When I was a kid we moved around so much that, in my mind, security became an issue. I was never sure if we would be in the same place, from one week to the next. That's not to say that security was lacking. Rather, it was jus' one child's perspective. I remember thinking, more than once, that if I wanted a friend in my new school, then I'd best speak up 'cause if I din't I may not get another chance. In fact, I did attend one school for exactly four days; a very memorable four days, in point of fact. But that's somethin' to be shared at another time.
As the only girl in a family with lotsa' boys, I always hoped there would be a girl my age in whichever area we were moving to. Strangely, girls my age or any other age seemed to be scarce, no matter where we lived. 'Course, that left me with only two choices; play alone or be a tomboy. If you've ever met me, I'm sure you won't hafta' ask which I chose. I've never been one to miss an opportunity to climb a tree, whether alone or with others.

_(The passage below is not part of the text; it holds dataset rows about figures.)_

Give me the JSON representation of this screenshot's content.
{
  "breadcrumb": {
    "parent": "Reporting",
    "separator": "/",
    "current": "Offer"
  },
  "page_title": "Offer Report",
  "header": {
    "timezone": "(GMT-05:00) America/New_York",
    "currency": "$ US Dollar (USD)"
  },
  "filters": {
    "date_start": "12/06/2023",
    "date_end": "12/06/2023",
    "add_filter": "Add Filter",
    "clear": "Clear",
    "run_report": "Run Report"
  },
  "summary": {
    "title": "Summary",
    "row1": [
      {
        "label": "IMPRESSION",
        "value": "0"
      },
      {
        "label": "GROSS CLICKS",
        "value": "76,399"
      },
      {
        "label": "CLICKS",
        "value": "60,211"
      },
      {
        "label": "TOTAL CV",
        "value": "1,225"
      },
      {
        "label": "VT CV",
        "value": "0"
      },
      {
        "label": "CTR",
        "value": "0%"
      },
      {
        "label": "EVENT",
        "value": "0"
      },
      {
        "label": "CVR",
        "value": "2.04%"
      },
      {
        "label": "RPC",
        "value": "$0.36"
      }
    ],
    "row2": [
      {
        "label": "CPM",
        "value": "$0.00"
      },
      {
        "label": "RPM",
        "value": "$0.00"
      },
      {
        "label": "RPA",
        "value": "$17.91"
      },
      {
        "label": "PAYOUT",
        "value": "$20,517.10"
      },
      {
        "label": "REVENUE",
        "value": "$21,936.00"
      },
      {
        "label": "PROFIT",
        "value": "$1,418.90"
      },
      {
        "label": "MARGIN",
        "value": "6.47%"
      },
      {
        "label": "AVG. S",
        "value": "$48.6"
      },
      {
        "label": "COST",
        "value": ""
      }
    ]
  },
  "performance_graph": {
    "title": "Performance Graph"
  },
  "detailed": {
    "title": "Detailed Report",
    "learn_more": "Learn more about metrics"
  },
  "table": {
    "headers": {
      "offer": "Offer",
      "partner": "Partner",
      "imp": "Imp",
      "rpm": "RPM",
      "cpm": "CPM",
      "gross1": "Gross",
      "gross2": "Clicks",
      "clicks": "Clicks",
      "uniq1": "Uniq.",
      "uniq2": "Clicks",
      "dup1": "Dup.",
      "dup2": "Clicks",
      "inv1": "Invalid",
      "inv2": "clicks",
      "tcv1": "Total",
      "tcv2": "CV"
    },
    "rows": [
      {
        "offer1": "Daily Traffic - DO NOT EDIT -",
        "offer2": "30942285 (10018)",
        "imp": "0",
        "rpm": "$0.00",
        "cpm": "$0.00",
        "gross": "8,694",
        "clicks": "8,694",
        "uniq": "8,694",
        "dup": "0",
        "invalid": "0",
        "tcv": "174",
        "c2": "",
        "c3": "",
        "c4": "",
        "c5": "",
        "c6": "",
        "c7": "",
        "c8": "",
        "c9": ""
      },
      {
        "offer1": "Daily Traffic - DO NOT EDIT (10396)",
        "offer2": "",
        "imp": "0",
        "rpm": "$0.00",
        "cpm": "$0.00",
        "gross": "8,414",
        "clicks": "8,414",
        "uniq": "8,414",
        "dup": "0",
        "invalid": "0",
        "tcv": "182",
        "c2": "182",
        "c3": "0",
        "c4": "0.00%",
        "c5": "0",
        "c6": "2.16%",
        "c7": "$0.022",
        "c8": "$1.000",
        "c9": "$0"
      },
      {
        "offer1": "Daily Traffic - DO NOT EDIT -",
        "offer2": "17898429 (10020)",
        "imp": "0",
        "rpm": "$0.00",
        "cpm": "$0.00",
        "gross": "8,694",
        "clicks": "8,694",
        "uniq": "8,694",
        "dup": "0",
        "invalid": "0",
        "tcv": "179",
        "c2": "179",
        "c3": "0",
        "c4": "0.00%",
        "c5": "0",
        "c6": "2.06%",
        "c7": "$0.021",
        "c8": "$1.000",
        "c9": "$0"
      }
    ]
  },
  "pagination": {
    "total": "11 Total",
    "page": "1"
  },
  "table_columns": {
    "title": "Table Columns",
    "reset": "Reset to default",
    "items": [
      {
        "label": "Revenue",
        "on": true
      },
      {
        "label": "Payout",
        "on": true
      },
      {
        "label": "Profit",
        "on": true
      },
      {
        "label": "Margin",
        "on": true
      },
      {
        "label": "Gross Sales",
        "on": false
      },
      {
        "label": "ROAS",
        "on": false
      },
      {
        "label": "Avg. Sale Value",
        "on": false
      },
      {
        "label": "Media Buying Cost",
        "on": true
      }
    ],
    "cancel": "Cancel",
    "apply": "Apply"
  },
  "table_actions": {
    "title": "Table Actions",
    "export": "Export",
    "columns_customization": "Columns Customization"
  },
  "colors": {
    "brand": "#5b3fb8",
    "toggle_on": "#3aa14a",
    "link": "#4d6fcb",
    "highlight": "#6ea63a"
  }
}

Unfortunately, bein' the new kid also meant that I was met with my share of resistance from those who were a'ready established, so to speak. Naturally, I found new an' interesting methods to smooth the transition. I recall once in the fourth grade I actually carried a picture of myself around an' told other students that it was a picture of my twin who lived with an aunt. Curiously, that little stretch of the imagination was accepted without the least hesitation. Evidently, blacking out one tooth an' one eye being blackened in the picture was enough to make me look like my mini-me. Go figure.
I'm not sure if that incident was what sparked my curiosity about orphans, but I do find that my interest in a story is heightened when I learn that orphans are involved. Even more so, when the account is true. As a result, I have read extensively about orphans, orphanages an' children who rode Orphan Trains. I jus' never tire of reading 'bout children who reign triumphant over the most devastating of circumstances.
One 'uh my favorite stories from someone who actually was a rider on an Orphan Train tells about a small boy. He an' his companions were told that they would line-up on the platform an' families would choose which children they wanted to take home with 'em. Apparently, the orders were a little less than clear. The children did, in fact, line-up. Then, the word was given that families could step forward an' speak with the children. When the go-ahead was given, this little boy leaped from the platform an' headed straight to a farmer who happened to be there jus' for curiosity's sake. It had never occurred to the farmer that he might be goin' home that day with a small child. However, the little guy wrapped his tiny arms around the farmer's leg an' declared, "I choose you!"
That farmer later shared how surprised an' honored he felt that he had been chosen. He further shared his efforts at teaching the boy a bit of responsibility. Upon telling the child that a certain cow was his, to look after an' care for, the child promptly insisted upon bein' lifted up to ride the animal. From that day on an' for many more to come, wherever the farmer went, the child - - - an' the cow, tagged along, with the boy riding high on 'His' pet.
I think about the many circumstances that bring us to where we are an' can't help but wonder how some people ever survive. It makes me wanna' do the very best I can at whatever I do, since mine has been a life filled with opportunities an' blessings. I would feel nuthin' less than ashamed if I did not use the many good experiences in my life to achieve all that I could. Knowing how others have suffered an' struggled, I can only hope that I never take my good life for granted, but always feel grateful for what I have.
May life bring you all the good that can be had an' all the love to enjoy it.